What This Changes Outside The Clinic
A condition that disables rather than kills creates a different kind of pressure on a society, and it compounds slowly.
Mental disorders pull people out of the workforce, strain the families and caregivers who absorb the daily reality of the illness, and place steady, long-term demands on health systems that were mostly designed around acute physical disease. A heart attack is a crisis with a clear protocol. Twenty years of recurring depression is a slow drain on a person’s income, relationships, sleep, and physical health, and it rarely produces a single dramatic moment that forces a system to respond.
That is the uncomfortable core of the finding. The leading source of human disability is largely invisible on any chart that tracks deaths, which is part of why it went underfunded for so long.
How To Read A Study Like This Without Spiraling
Big numbers can frighten people into bad conclusions, so a little perspective helps.
This is a measurement of burden, not a prophecy. The same data that shows the problem growing also shows where prevention works, where early treatment changes outcomes, and which age groups deserve the most attention. A 16-year-old with treated anxiety is not a statistic about decline. They are the reason early-intervention programs exist.
The practical takeaways are unglamorous and effective:
- Early diagnosis consistently changes long-term outcomes, which is why the focus on adolescents is more than a talking point.

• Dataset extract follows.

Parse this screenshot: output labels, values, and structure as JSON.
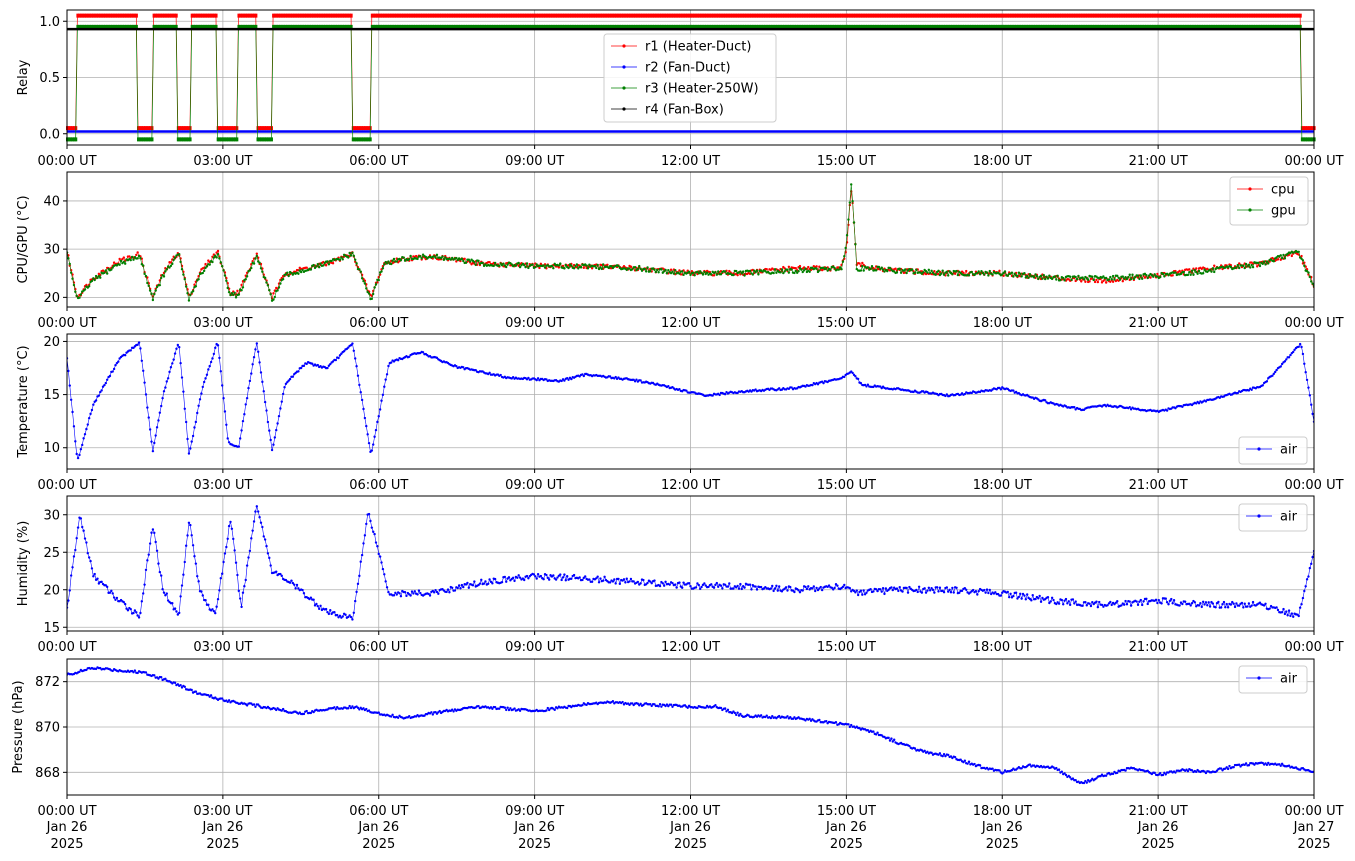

- Treatment access remains the bottleneck in most of the world, not awareness.
- Everyday supports such as regular exercise, sleep, stress management, and a stable social network are not a cure, but they meaningfully shift how a person functions while living with a condition.
The 2026 Lancet study did not announce a new disease. It corrected the record on an old one we kept underestimating. Mental illness has been shaping lives at this scale for years. We are only now measuring it clearly enough to admit it.